The revised series has two key features: 

1. Excludes central excise duty from prices: The series removes the excise duty component from prices, bringing the measure closer to the producer price index and, at the same time, making it less responsive to changes in tax rates. Hereon, the consumer price index (CPI) will continue reflecting the impact of tax changes (including the impact of goods and services tax  or GST implementation on prices). In that sense, therefore, the gap between CPI and WPI can be a crude gauge of the impact of GST on prices.

2. More relevant to the current economic structure: The WPI series adopts a more recent base year and is now aligned with the gross domestic product (GDP) and index of industrial production (IIP) — also revised — series. This allows for a more meaningful comparison of the parameter, including the GDP deflator measure. This base year revision also allows items (such as natural gas, petroleum coke) to be included, the production share of has increased over time. This makes the index more relevant to the current structure of the economy. On the same line, weightages have undergone a change. 

So what does the new series suggest?

Inflation rate is lower, which could lead to an upward revision in past real GDP growth rates: The real GDP estimates (measured from the expenditure side) are computed by deflating the nominal GDP data. A lower WPI inflation rate could, therefore, pull up past real GDP growth rates for fiscal 2017, provided other factors influencing GDP remain unchanged in the revised data.
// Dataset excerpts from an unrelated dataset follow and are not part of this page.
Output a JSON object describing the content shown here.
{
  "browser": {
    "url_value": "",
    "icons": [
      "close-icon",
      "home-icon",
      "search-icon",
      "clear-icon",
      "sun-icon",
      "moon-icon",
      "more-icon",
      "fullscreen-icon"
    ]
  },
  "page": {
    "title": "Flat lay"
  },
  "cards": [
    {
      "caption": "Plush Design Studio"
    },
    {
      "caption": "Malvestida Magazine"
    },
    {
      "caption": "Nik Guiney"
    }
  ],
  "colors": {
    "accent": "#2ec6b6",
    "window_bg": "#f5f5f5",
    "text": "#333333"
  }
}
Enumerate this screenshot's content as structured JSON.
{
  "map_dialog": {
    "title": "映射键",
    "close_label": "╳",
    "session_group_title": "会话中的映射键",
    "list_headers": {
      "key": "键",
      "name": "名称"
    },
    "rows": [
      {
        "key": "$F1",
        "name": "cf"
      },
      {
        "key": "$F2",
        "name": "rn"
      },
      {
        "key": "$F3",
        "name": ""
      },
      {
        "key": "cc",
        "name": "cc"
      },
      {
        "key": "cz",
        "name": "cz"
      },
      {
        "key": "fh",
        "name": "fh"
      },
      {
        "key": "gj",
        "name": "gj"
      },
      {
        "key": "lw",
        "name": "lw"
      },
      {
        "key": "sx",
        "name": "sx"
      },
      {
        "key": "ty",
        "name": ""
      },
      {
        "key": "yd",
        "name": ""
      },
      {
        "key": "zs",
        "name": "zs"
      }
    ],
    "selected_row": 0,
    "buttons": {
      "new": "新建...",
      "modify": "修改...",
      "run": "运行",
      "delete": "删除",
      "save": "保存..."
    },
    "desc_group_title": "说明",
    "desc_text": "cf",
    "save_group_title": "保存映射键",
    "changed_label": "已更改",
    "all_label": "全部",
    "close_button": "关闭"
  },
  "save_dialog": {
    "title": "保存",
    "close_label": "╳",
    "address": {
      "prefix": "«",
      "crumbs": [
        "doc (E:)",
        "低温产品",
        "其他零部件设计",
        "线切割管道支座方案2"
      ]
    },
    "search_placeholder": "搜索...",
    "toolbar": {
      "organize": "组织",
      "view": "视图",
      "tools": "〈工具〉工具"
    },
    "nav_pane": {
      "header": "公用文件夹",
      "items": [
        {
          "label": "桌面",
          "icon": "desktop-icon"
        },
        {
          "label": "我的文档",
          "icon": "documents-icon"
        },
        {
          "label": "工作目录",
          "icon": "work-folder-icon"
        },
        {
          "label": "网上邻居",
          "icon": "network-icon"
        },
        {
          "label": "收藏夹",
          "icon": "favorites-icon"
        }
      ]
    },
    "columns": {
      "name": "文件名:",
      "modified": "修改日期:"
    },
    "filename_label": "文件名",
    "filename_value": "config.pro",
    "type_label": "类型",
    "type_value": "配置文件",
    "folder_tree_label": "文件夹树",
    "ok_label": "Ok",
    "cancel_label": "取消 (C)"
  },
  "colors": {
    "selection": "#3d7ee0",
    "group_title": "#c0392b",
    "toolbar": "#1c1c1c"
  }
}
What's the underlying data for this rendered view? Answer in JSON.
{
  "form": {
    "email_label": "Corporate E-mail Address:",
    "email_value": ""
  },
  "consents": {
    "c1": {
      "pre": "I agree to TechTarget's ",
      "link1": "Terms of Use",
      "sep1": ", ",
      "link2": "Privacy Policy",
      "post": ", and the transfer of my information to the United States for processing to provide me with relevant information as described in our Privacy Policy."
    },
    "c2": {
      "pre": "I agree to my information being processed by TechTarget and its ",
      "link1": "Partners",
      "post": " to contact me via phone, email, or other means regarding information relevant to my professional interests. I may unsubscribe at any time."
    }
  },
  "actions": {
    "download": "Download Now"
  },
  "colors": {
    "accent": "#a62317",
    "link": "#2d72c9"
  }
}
Headline WPI inflation is lower by nearly 2 percentage points in fiscal 2017, and nearly one percentage points for preceding fiscals. 

The revised series shows a slightly sharper price-negative impact of demonetisation in the third quarter: Comparing quarterly data for WPI under the two series shows a sharper fall in WPI during the third quarter of FY17 according to the new series. WPI inflation fell to 0.2 per cent in the third quarter from one per cent in the previous quarter. In comparison, the old series saw WPI inflation fall 30 bps to 3.5 per cent. The divergence mainly arises from the primary articles and manufacturing sub-groups. 

The new index suggests core inflation could be higher than earlier perceived: The CRISIL Core Inflation Indicator (CCII) is computed by excluding base metals from manufacturing inflation. This measure is less volatile and believed to be a better indicator of underlying demand pressures in the economy compared with non-food manufacturing inflation, which includes the base metals index but excludes the food index. Therefore, CRISIL actively tracks the CCII. Index values for base metals data have not yet been made available.